Arte sobre foto de Edson Rodrigues/O Livre
A Associação Plante Vida apresentou um total de R$ 4.585.672,37 em notas de serviço à Faespe. A entidade foi citada pelo Gaeco nas investigações da Convescote, em razão de ter depositado R$ 593.335,50 na conta de uma empresa supostamente de fachada.
Na listagem, a DGM Arquitetura Urbanismo e Serviços Ltda figura em terceiro lugar, com serviços que somam R$ 2.694.500,00. A F.B. de Freitas-ME, empresa de assessoria e consultoria de propriedade do advogado Fernando Biral de Freitas, emitiu notas que somam R$1.993.850,00.
Outra grande destinatária de pagamentos da Faespe foi a Vetor Pesquisas. Entre março e dezembro de 2016, a empresa apresentou seis notas de serviços que totalizaram R$ 1.334.000,00.
Na listagem da H.G. de Freitas ME, de propriedade de Hallan Gonçalves de Freitas, constam 83 notas à Faespe, emitidas de 20 de janeiro de 2016 a 1º de junho de 2017. O total cobrado foi de R$ 1.057.280,00. O empresário foi um dos 22 denunciados pelo Ministério Público na Convescote, sob suspeita de atestar, por meio de sua empresa, serviços inexistentes à Faespe.
Outras empresas citadas na operação constam da lista.
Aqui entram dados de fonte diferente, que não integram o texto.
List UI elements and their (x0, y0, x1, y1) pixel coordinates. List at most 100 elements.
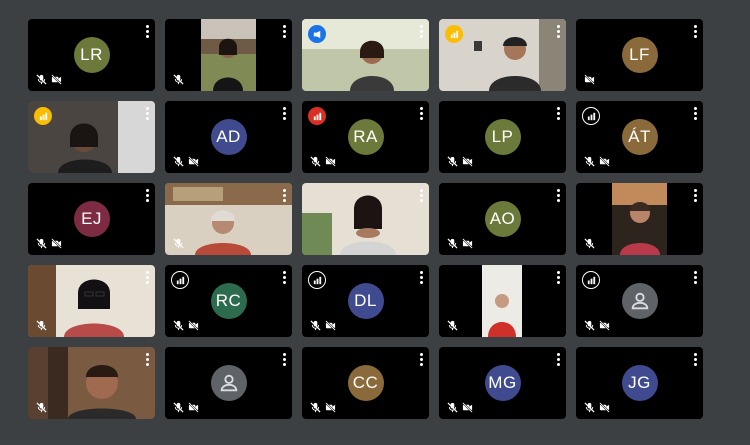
participant-tile[interactable] (576, 265, 703, 337)
mic-off-icon (173, 156, 184, 167)
participant-tile[interactable] (439, 19, 566, 91)
mic-off-icon (584, 238, 595, 249)
more-options-icon[interactable] (420, 107, 423, 120)
mic-off-icon (36, 320, 47, 331)
participant-video (482, 265, 522, 337)
media-status (447, 156, 473, 167)
media-status (173, 156, 199, 167)
participant-video (28, 265, 155, 337)
more-options-icon[interactable] (694, 189, 697, 202)
participant-video (28, 347, 155, 419)
mic-off-icon (173, 402, 184, 413)
participant-tile[interactable] (165, 183, 292, 255)
media-status (310, 402, 336, 413)
media-status (310, 320, 336, 331)
more-options-icon[interactable] (283, 107, 286, 120)
media-status (584, 402, 610, 413)
participant-avatar: JG (621, 365, 658, 401)
participant-video (612, 183, 667, 255)
camera-off-icon (188, 156, 199, 167)
more-options-icon[interactable] (557, 271, 560, 284)
media-status (36, 238, 62, 249)
more-options-icon[interactable] (557, 107, 560, 120)
audio-level-icon (445, 25, 463, 43)
participant-tile[interactable]: AD (165, 101, 292, 173)
media-status (36, 402, 47, 413)
media-status (36, 74, 62, 85)
media-status (173, 402, 199, 413)
participant-tile[interactable] (165, 19, 292, 91)
more-options-icon[interactable] (557, 353, 560, 366)
media-status (173, 320, 199, 331)
participant-tile[interactable]: LR (28, 19, 155, 91)
mic-off-icon (447, 156, 458, 167)
camera-off-icon (325, 320, 336, 331)
audio-level-icon (171, 271, 189, 289)
more-options-icon[interactable] (146, 189, 149, 202)
participant-tile[interactable]: RA (302, 101, 429, 173)
mic-off-icon (584, 156, 595, 167)
participant-tile[interactable]: DL (302, 265, 429, 337)
participant-video (165, 183, 292, 255)
more-options-icon[interactable] (694, 271, 697, 284)
media-status (584, 238, 595, 249)
more-options-icon[interactable] (283, 25, 286, 38)
camera-off-icon (599, 156, 610, 167)
more-options-icon[interactable] (146, 271, 149, 284)
camera-off-icon (325, 156, 336, 167)
participant-tile[interactable]: LF (576, 19, 703, 91)
more-options-icon[interactable] (694, 353, 697, 366)
participant-grid: LR LF AD RA LP ÁT EJ AO RC DL CC MG JG (28, 19, 703, 419)
media-status (584, 320, 610, 331)
participant-avatar: RA (347, 119, 384, 155)
mic-off-icon (310, 320, 321, 331)
participant-tile[interactable] (302, 183, 429, 255)
participant-tile[interactable] (28, 347, 155, 419)
audio-level-icon (582, 107, 600, 125)
mic-off-icon (447, 238, 458, 249)
more-options-icon[interactable] (420, 25, 423, 38)
more-options-icon[interactable] (146, 107, 149, 120)
more-options-icon[interactable] (420, 271, 423, 284)
more-options-icon[interactable] (146, 353, 149, 366)
more-options-icon[interactable] (146, 25, 149, 38)
participant-tile[interactable]: CC (302, 347, 429, 419)
more-options-icon[interactable] (557, 189, 560, 202)
participant-tile[interactable]: JG (576, 347, 703, 419)
more-options-icon[interactable] (420, 189, 423, 202)
participant-tile[interactable]: AO (439, 183, 566, 255)
presenting-icon (308, 25, 326, 43)
more-options-icon[interactable] (283, 189, 286, 202)
camera-off-icon (599, 320, 610, 331)
participant-tile[interactable] (165, 347, 292, 419)
media-status (584, 74, 595, 85)
participant-tile[interactable]: ÁT (576, 101, 703, 173)
participant-avatar: AO (484, 201, 521, 237)
more-options-icon[interactable] (420, 353, 423, 366)
audio-level-icon (308, 107, 326, 125)
camera-off-icon (51, 74, 62, 85)
camera-off-icon (584, 74, 595, 85)
more-options-icon[interactable] (283, 353, 286, 366)
mic-off-icon (36, 238, 47, 249)
participant-tile[interactable] (576, 183, 703, 255)
participant-tile[interactable] (439, 265, 566, 337)
participant-tile[interactable] (28, 101, 155, 173)
participant-tile[interactable]: EJ (28, 183, 155, 255)
participant-tile[interactable] (302, 19, 429, 91)
participant-avatar: LR (73, 37, 110, 73)
more-options-icon[interactable] (694, 25, 697, 38)
media-status (447, 402, 473, 413)
more-options-icon[interactable] (694, 107, 697, 120)
mic-off-icon (36, 74, 47, 85)
participant-tile[interactable]: MG (439, 347, 566, 419)
camera-off-icon (599, 402, 610, 413)
more-options-icon[interactable] (283, 271, 286, 284)
audio-level-icon (34, 107, 52, 125)
more-options-icon[interactable] (557, 25, 560, 38)
participant-tile[interactable]: LP (439, 101, 566, 173)
camera-off-icon (462, 402, 473, 413)
participant-tile[interactable] (28, 265, 155, 337)
participant-avatar: LF (621, 37, 658, 73)
participant-tile[interactable]: RC (165, 265, 292, 337)
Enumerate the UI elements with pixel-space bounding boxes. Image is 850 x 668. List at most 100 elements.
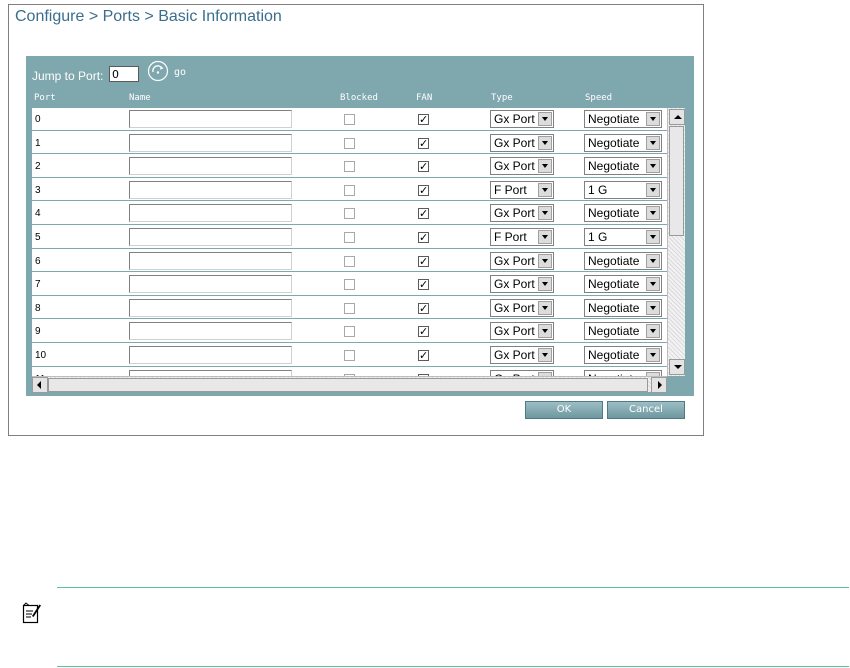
ports-table: 0 ✓ Gx Port Negotiate 1 ✓ Gx Port Negotiate 2 ✓ Gx… xyxy=(32,108,667,376)
blocked-checkbox[interactable] xyxy=(344,184,355,196)
speed-select[interactable]: 1 G xyxy=(584,180,662,199)
type-select[interactable]: Gx Port xyxy=(490,133,554,152)
speed-select-value: Negotiate xyxy=(588,253,640,268)
blocked-checkbox[interactable] xyxy=(344,137,355,149)
chevron-down-icon[interactable] xyxy=(646,206,660,221)
table-row: 7 ✓ Gx Port Negotiate xyxy=(32,273,667,296)
chevron-down-icon[interactable] xyxy=(646,159,660,174)
blocked-checkbox[interactable] xyxy=(344,302,355,314)
chevron-down-icon[interactable] xyxy=(538,159,552,174)
speed-select[interactable]: Negotiate xyxy=(584,110,662,128)
scroll-up-button[interactable] xyxy=(669,109,685,125)
horizontal-scroll-thumb[interactable] xyxy=(48,378,648,392)
fan-checkbox[interactable]: ✓ xyxy=(418,279,429,291)
chevron-down-icon[interactable] xyxy=(538,348,552,362)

São elas a Euro Serviços Contábeis (R$ 994.503,00), Benvenuti (R$ 688.025,00) e Carias (R$ 414.900,00).
A Euro, segundo o Gaeco, era responsável pela contabilidade da maioria das empresas investigadas sob suspeita de integrar o suposto esquema. Em depoimento aos promotores, um dos sócios do escritório, identificado como Marcos Antônio de Souza, confessou também ter emitido notas fiscais superfaturadas.
A Carias pertence a José Carias Neto, irmão de Marcos José da Silva, secretário executivo de administração do TCE, apontado pelo Gaeco como o líder da organização. Ambos foram presos na operação.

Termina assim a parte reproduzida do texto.